Greece is planning to ditch the euro, according to German media reports, in a sign that the eurozone is becoming increasingly fragile.
The economic arguments in favour of Greece reintroducing the Drachma are overwhelming.
Greece has nothing to gain from staying in the euro and everything to lose. The euro is being run as giant Ponzi scheme for the benefit of bondholders and banks such as Deutsche Bank — as the former central bank governor Mario Blejer stated in a report in the Financial Times on May 5th — and Greece was the first “victim” to be drained of its assets.
The crushing of the Greek economy by the “fixers” of the Ponzi scheme is ongoing, leaving Greece facing the prospect of economic annihilation if it stays inside the eurozone. The fiscal austerity measures being imposed by the EU and IMF on Greece as part of a penal “loan” have resulted in a stinging economic recession and they will result in yet more wage cuts, tax increases and welfare cuts and in yet more privatizations unless Greece defaults and adopts its own currency.
The longer Greece stays inside eurozone, the bigger its debt burden will become. It will grow to truly astronomical levels – and be passed on to other eurozone tax payers after the bondholders have made off with the assets in the next stage of the Ponzi scheme as Mario Blejer points out.
Greece might as well exit now while it still has parts of its economy left to save. Sooner than later, the eurozone Ponzi scheme is going to collapse anyway. Vienna Economics Professor Franz Hörmann has said he expects the eurozone financial system to collapse in a year or so.
If Greece leaves the euorzone, the new drachma will fall in value making it competitive. It can export more products, add jobs and increase tax revenues.
The introduction of the drachma will also give a huge boost to the country’s tourism industry as visitors flock to Greece, and so enable Greece to earn valubale foreign currency. This cushion of foreign currency will allow Greece to continue importing goods, even when these will become more expensive following the adoption of the drachma and a devaluation.
Many imports can also be substituted by domestic manufacturers, providing an additional boost to the Greek economy and to jobs.
The Greek government can make the switch by starting to pay salaries in drachma, spurring the private sector to follow, under one suggestion.
Standards of living will drop slightly in the event of the reintroduction of the drachma but they are going to drop anyway and the drop will only be temperorary if Greece leaves the eurozone rather than steep and permament if it does not.
Greece will also have to write off its gigantic mountain of national debt, which has been piled on it largely by fraudulent means. This write down would affect banks such as Deutsche Bank, which are the main beneficiaries of this giant Ponzu scheme but Deutsche Bank and Goldman Sachs should learn the lesson like Bernie Madoff that a Ponzi schemesis a scrime that does not pay.

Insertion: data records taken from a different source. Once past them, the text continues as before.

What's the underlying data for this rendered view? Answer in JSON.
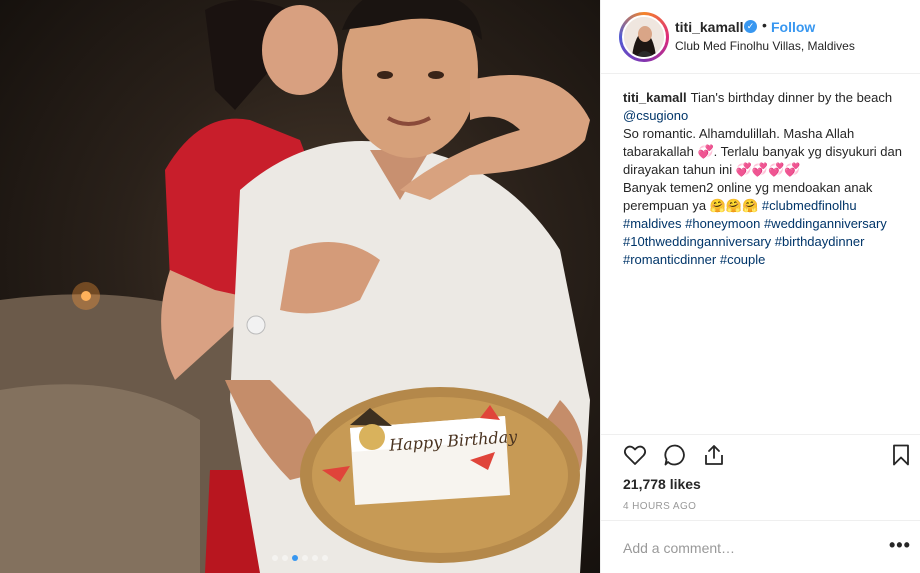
{
  "post": {
    "username": "titi_kamall",
    "follow_label": "Follow",
    "separator": "•",
    "verified_glyph": "✓",
    "location": "Club Med Finolhu Villas, Maldives",
    "caption": {
      "user": "titi_kamall",
      "line1_text": "Tian's birthday dinner by the beach ",
      "line1_mention": "@csugiono",
      "line2": "So romantic. Alhamdulillah. Masha Allah tabarakallah 💞. Terlalu banyak yg disyukuri dan dirayakan tahun ini 💞💞💞💞",
      "line3_text": "Banyak temen2 online yg mendoakan anak perempuan ya 🤗🤗🤗 ",
      "hashtags": [
        "#clubmedfinolhu",
        "#maldives",
        "#honeymoon",
        "#weddinganniversary",
        "#10thweddinganniversary",
        "#birthdaydinner",
        "#romanticdinner",
        "#couple"
      ]
    },
    "likes": "21,778 likes",
    "time_ago": "4 HOURS AGO",
    "comment_placeholder": "Add a comment…",
    "more_glyph": "•••",
    "cake_text": "Happy Birthday",
    "carousel": {
      "count": 6,
      "active_index": 2
    }
  },
  "colors": {
    "link": "#3897f0",
    "hashtag": "#003569",
    "text": "#262626",
    "muted": "#999999",
    "border": "#efefef"
  },
  "icons": {
    "like": "heart-icon",
    "comment": "comment-icon",
    "share": "share-icon",
    "save": "bookmark-icon",
    "verified": "verified-badge-icon"
  }
}
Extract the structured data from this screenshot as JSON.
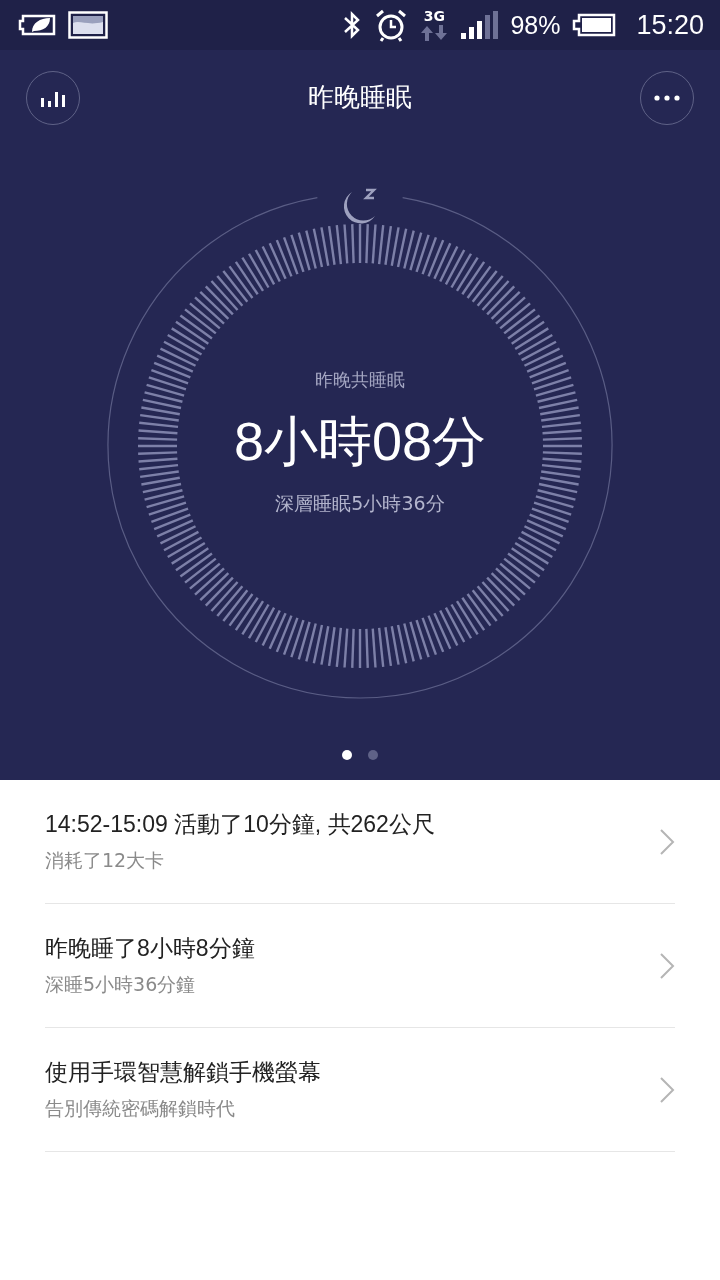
{
  "status_bar": {
    "network": "3G",
    "battery": "98%",
    "time": "15:20"
  },
  "header": {
    "title": "昨晚睡眠"
  },
  "summary": {
    "label": "昨晚共睡眠",
    "total": "8小時08分",
    "deep": "深層睡眠5小時36分"
  },
  "pages": [
    {
      "selected": true
    },
    {
      "selected": false
    }
  ],
  "items": [
    {
      "title": "14:52-15:09 活動了10分鐘, 共262公尺",
      "subtitle": "消耗了12大卡"
    },
    {
      "title": "昨晚睡了8小時8分鐘",
      "subtitle": "深睡5小時36分鐘"
    },
    {
      "title": "使用手環智慧解鎖手機螢幕",
      "subtitle": "告別傳統密碼解鎖時代"
    }
  ]
}
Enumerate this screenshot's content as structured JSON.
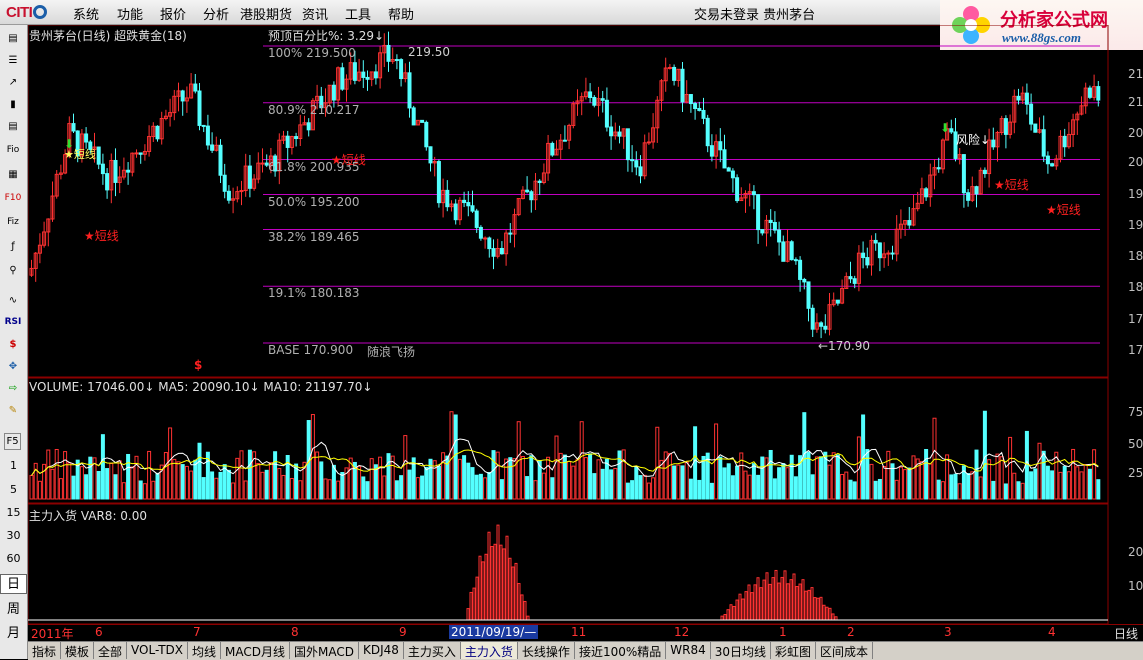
{
  "menubar": {
    "logo_text": "CITI",
    "items": [
      "系统",
      "功能",
      "报价",
      "分析",
      "港股期货",
      "资讯",
      "工具",
      "帮助"
    ],
    "login_status": "交易未登录",
    "stock_name": "贵州茅台"
  },
  "brand": {
    "title": "分析家公式网",
    "url": "www.88gs.com"
  },
  "left_toolbar": {
    "labels": [
      "Fio",
      "F10",
      "Fiz",
      "RSI",
      "F5",
      "1",
      "5",
      "15",
      "30",
      "60",
      "日",
      "周",
      "月"
    ]
  },
  "main_panel": {
    "title": "贵州茅台(日线) 超跌黄金(18)",
    "indicator_label": "预顶百分比%: 3.29↓",
    "fib_levels": [
      {
        "label": "100%  219.500",
        "value": 219.5
      },
      {
        "label": "80.9%  210.217",
        "value": 210.217
      },
      {
        "label": "61.8%  200.935",
        "value": 200.935
      },
      {
        "label": "50.0%  195.200",
        "value": 195.2
      },
      {
        "label": "38.2%  189.465",
        "value": 189.465
      },
      {
        "label": "19.1%  180.183",
        "value": 180.183
      }
    ],
    "base_label": "BASE  170.900",
    "base_value": 170.9,
    "base_note": "随浪飞扬",
    "high_marker": "219.50",
    "low_marker": "←170.90",
    "annotations": [
      "风险↓",
      "★短线",
      "★短线",
      "★短线",
      "★短线",
      "★短线",
      "$"
    ],
    "right_axis": [
      "21",
      "21",
      "20",
      "20",
      "19",
      "19",
      "18",
      "18",
      "17",
      "17"
    ]
  },
  "volume_panel": {
    "title": "VOLUME: 17046.00↓  MA5: 20090.10↓  MA10: 21197.70↓",
    "right_axis": [
      "75",
      "50",
      "25"
    ]
  },
  "sub_panel": {
    "title": "主力入货  VAR8: 0.00",
    "right_axis": [
      "20",
      "10"
    ]
  },
  "date_axis": {
    "labels": [
      "2011年",
      "6",
      "7",
      "8",
      "9",
      "2011/09/19/—",
      "11",
      "12",
      "1",
      "2",
      "3",
      "4",
      "日线"
    ],
    "cursor_date": "2011/09/19/—"
  },
  "bottom_tabs": [
    "指标",
    "模板",
    "全部",
    "VOL-TDX",
    "均线",
    "MACD月线",
    "国外MACD",
    "KDJ48",
    "主力买入",
    "主力入货",
    "长线操作",
    "接近100%精品",
    "WR84",
    "30日均线",
    "彩虹图",
    "区间成本"
  ],
  "active_tab": "主力入货",
  "colors": {
    "up": "#ff3232",
    "down": "#54ffff",
    "fib": "#c000c0",
    "bg": "#000000"
  }
}
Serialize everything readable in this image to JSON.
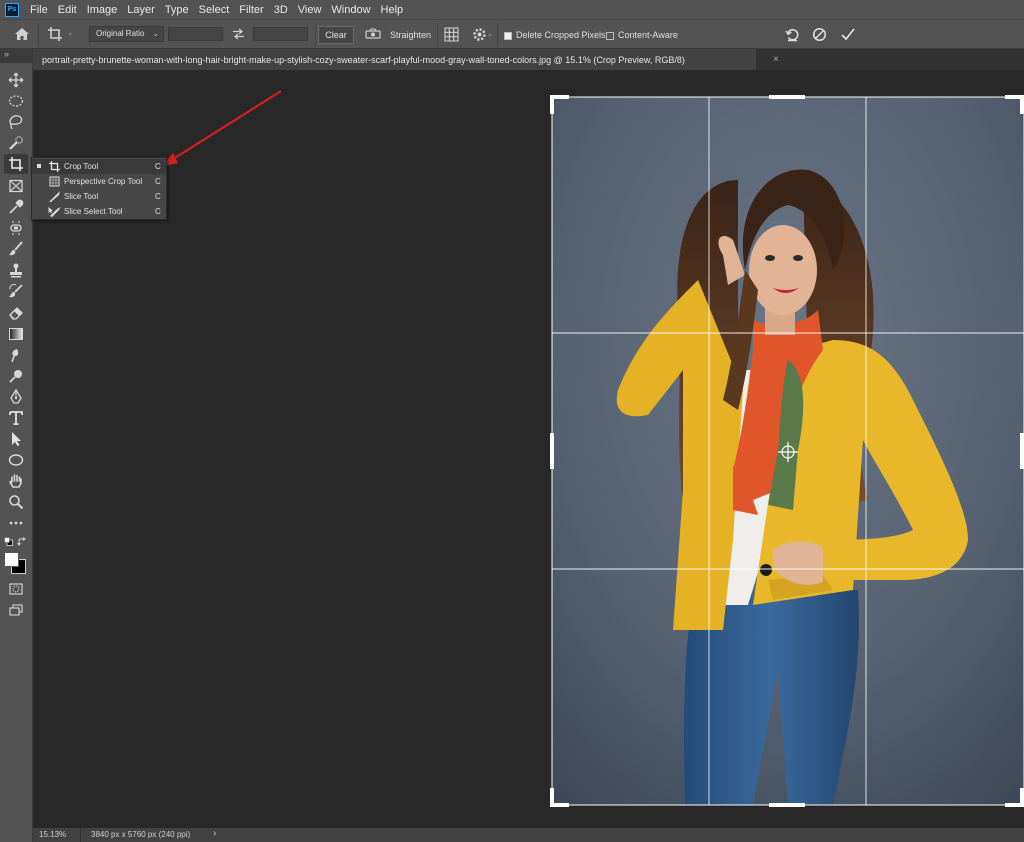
{
  "menubar": {
    "logo": "Ps",
    "items": [
      "File",
      "Edit",
      "Image",
      "Layer",
      "Type",
      "Select",
      "Filter",
      "3D",
      "View",
      "Window",
      "Help"
    ]
  },
  "options": {
    "ratio_label": "Original Ratio",
    "clear_label": "Clear",
    "straighten_label": "Straighten",
    "delete_cropped_label": "Delete Cropped Pixels",
    "delete_cropped_checked": true,
    "content_aware_label": "Content-Aware",
    "content_aware_checked": false
  },
  "document": {
    "tab_title": "portrait-pretty-brunette-woman-with-long-hair-bright-make-up-stylish-cozy-sweater-scarf-playful-mood-gray-wall-toned-colors.jpg @ 15.1% (Crop Preview, RGB/8)",
    "close": "×"
  },
  "toolbar": {
    "collapse": "»"
  },
  "flyout": {
    "items": [
      {
        "label": "Crop Tool",
        "key": "C",
        "active": true
      },
      {
        "label": "Perspective Crop Tool",
        "key": "C",
        "active": false
      },
      {
        "label": "Slice Tool",
        "key": "C",
        "active": false
      },
      {
        "label": "Slice Select Tool",
        "key": "C",
        "active": false
      }
    ]
  },
  "status": {
    "zoom": "15.13%",
    "doc_info": "3840 px x 5760 px (240 ppi)",
    "arrow": "›"
  },
  "colors": {
    "annotation_arrow": "#d41f1f",
    "backdrop": "#5c6878",
    "sweater": "#e8b82a",
    "jeans": "#2f5a8c"
  }
}
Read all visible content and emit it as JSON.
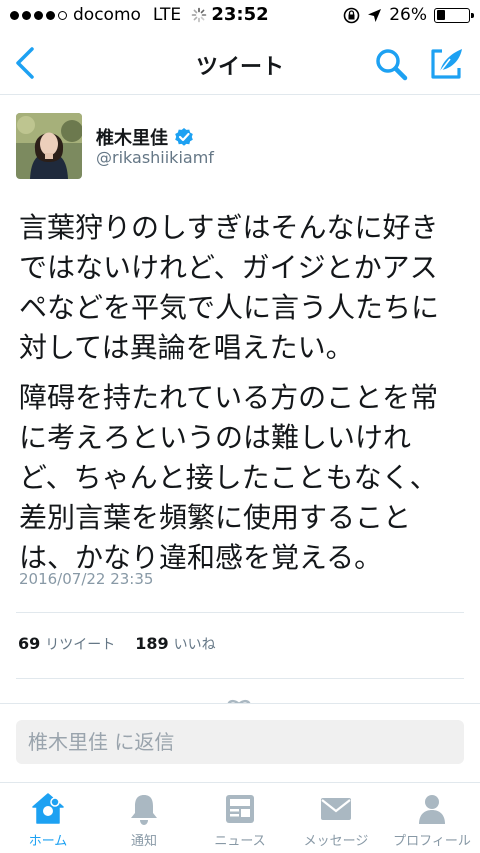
{
  "status_bar": {
    "carrier": "docomo",
    "network": "LTE",
    "time": "23:52",
    "battery_percent": "26%",
    "battery_level": 0.26
  },
  "nav": {
    "title": "ツイート"
  },
  "tweet": {
    "author_name": "椎木里佳",
    "author_handle": "@rikashiikiamf",
    "verified": true,
    "paragraph1": [
      "言葉狩りのしすぎはそんなに好き",
      "ではないけれど、ガイジとかアス",
      "ペなどを平気で人に言う人たちに",
      "対しては異論を唱えたい。"
    ],
    "paragraph2": [
      "障碍を持たれている方のことを常",
      "に考えろというのは難しいけれ",
      "ど、ちゃんと接したこともなく、",
      "差別言葉を頻繁に使用すること",
      "は、かなり違和感を覚える。"
    ],
    "timestamp": "2016/07/22 23:35",
    "retweet_count": "69",
    "retweet_label": "リツイート",
    "like_count": "189",
    "like_label": "いいね"
  },
  "reply": {
    "placeholder": "椎木里佳 に返信"
  },
  "tabbar": {
    "home": "ホーム",
    "notifications": "通知",
    "news": "ニュース",
    "messages": "メッセージ",
    "profile": "プロフィール"
  },
  "colors": {
    "accent": "#1da1f2",
    "text": "#14171a",
    "secondary": "#657786",
    "muted": "#8899a6",
    "icon_gray": "#aab8c2",
    "divider": "#e1e8ed"
  }
}
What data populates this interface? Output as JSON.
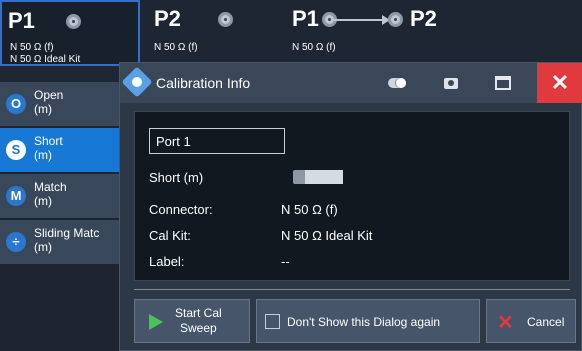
{
  "ports": {
    "p1": {
      "title": "P1",
      "line1": "N 50 Ω (f)",
      "line2": "N 50 Ω Ideal Kit"
    },
    "p2": {
      "title": "P2",
      "line1": "N 50 Ω (f)"
    },
    "p1p2": {
      "title_left": "P1",
      "title_right": "P2",
      "line1": "N 50 Ω (f)"
    }
  },
  "standards": [
    {
      "badge": "O",
      "label": "Open\n(m)"
    },
    {
      "badge": "S",
      "label": "Short\n(m)",
      "active": true
    },
    {
      "badge": "M",
      "label": "Match\n(m)"
    },
    {
      "badge": "÷",
      "label": "Sliding Matc\n(m)"
    }
  ],
  "dialog": {
    "title": "Calibration Info",
    "port_field": "Port 1",
    "standard_name": "Short (m)",
    "rows": [
      {
        "label": "Connector:",
        "value": "N 50 Ω (f)"
      },
      {
        "label": "Cal Kit:",
        "value": "N 50 Ω Ideal Kit"
      },
      {
        "label": "Label:",
        "value": "--"
      }
    ],
    "buttons": {
      "start": "Start Cal\nSweep",
      "dont_show": "Don't Show this Dialog again",
      "cancel": "Cancel"
    }
  },
  "colors": {
    "accent": "#1878d6",
    "close": "#e0393e",
    "play": "#47c35a"
  }
}
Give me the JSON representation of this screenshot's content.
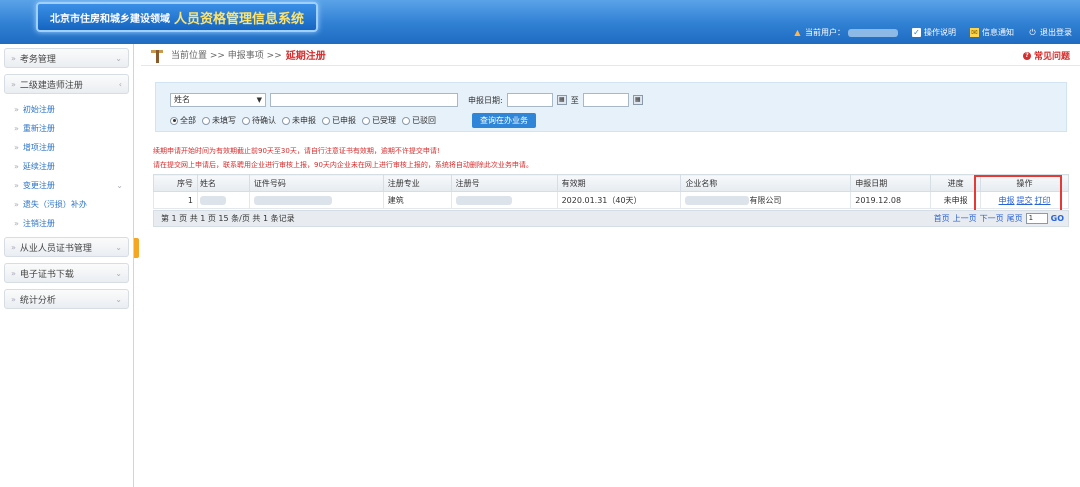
{
  "header": {
    "title_sub": "北京市住房和城乡建设领域",
    "title_main": "人员资格管理信息系统",
    "current_user_label": "当前用户：",
    "help_label": "操作说明",
    "notify_label": "信息通知",
    "logout_label": "退出登录"
  },
  "sidebar": {
    "sections": [
      {
        "label": "考务管理"
      },
      {
        "label": "二级建造师注册"
      }
    ],
    "sub_items": [
      {
        "label": "初始注册"
      },
      {
        "label": "重新注册"
      },
      {
        "label": "增项注册"
      },
      {
        "label": "延续注册"
      },
      {
        "label": "变更注册"
      },
      {
        "label": "遗失（污损）补办"
      },
      {
        "label": "注销注册"
      }
    ],
    "bottom_sections": [
      {
        "label": "从业人员证书管理"
      },
      {
        "label": "电子证书下载"
      },
      {
        "label": "统计分析"
      }
    ]
  },
  "breadcrumb": {
    "prefix": "当前位置 >> 申报事项 >>",
    "current": "延期注册",
    "faq": "常见问题"
  },
  "search": {
    "field_select": "姓名",
    "date_label": "申报日期:",
    "date_to": "至",
    "radios": [
      "全部",
      "未填写",
      "待确认",
      "未申报",
      "已申报",
      "已受理",
      "已驳回"
    ],
    "selected_radio": "全部",
    "query_button": "查询在办业务"
  },
  "notices": [
    "续期申请开始时间为有效期截止前90天至30天，请自行注意证书有效期，逾期不许提交申请!",
    "请在提交网上申请后，联系聘用企业进行审核上报，90天内企业未在网上进行审核上报的，系统将自动删除此次业务申请。"
  ],
  "table": {
    "columns": [
      "序号",
      "姓名",
      "证件号码",
      "注册专业",
      "注册号",
      "有效期",
      "企业名称",
      "申报日期",
      "进度",
      "操作"
    ],
    "rows": [
      {
        "index": "1",
        "major": "建筑",
        "validity": "2020.01.31（40天）",
        "company_suffix": "有限公司",
        "date": "2019.12.08",
        "progress": "未申报",
        "ops": [
          "申报",
          "提交",
          "打印"
        ]
      }
    ]
  },
  "pager": {
    "summary": "第 1 页  共 1 页  15 条/页  共 1 条记录",
    "links": [
      "首页",
      "上一页",
      "下一页",
      "尾页"
    ],
    "page_value": "1",
    "go": "GO"
  }
}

Why should Greece, Ireland, Portugal and ultimately the German tax payers pay for the Bernie Madoff style Ponzi scheme of Deutsche Bank and Goldman Sachs and big banking figures such as the Rothschilds and George Soros?
The Greek central bank should also start to print the new drachma without creating debt as China does and so allow Greece to enjoy the same boom as China in the long term.
If Greece leaves the eurozone, it can be sure of widespread public support among Europeans. A recent poll showed that two thirds of Germans recognise that the eurozone is being run in a way that makes it doomed and that they will end up footing the bill.
Der FDP-Finanzexperte Frank Schäffler hält einen Austritt Griechenlands aus der Eurozone für sinnvoll. „Wenn Griechenland den Austritt will, dann ist es die autonome Entscheidung Griechenlands, die wir positiv unterstützen sollten“, sagte Schäffler dem Nachrichtenmagazin FOCUS.
FDP finance expert Frank Schaeffler told Focus magazine that it made economic sense for Greece to leave the eurozone.
“If Greece wants to leave the eurozone, then it is its autonomous decision that we will support in a positive way,” he said.
The German government coalition may not even be able to find a majority to pass laws on the future 700 billion European Stability Mechanism, or ESM, when parliament votes on it later this year, according to MMnews.
The 700 billion euro ESM fund is just a public sector feeder fund into the eurozone Ponzi scheme benefitting private banks, which has been analysed by central bank governor Mario Blejer in a report in the FT.
If Greece leaves the eurozone, then Ireland will hopefully follow. The euro has been a catastrophe for Ireland just as it has been for Greece.
Both countries have de facto lost their souvereignty and are under the economic dictatorship of EU and IMF officials, who are looting the country, assuming the role of the public sector interface for a private Ponzi scheme of historical poportions.
Greece introduced the euro in 2002 and in a period of less than ten years, it has been destroyed economically.
Greece used the Drachma currency for more than 2000 years since the time of Plato and Sophocles and it never suffered an economic disaster of this nature in all that time.
It is to be hoped Greece leaves the eurozone as soon as possible and its people regains their freedom and future.
If it does, it can be assured of great public support from Europeans as polls show – irrespective of what the controlled mainstream media says.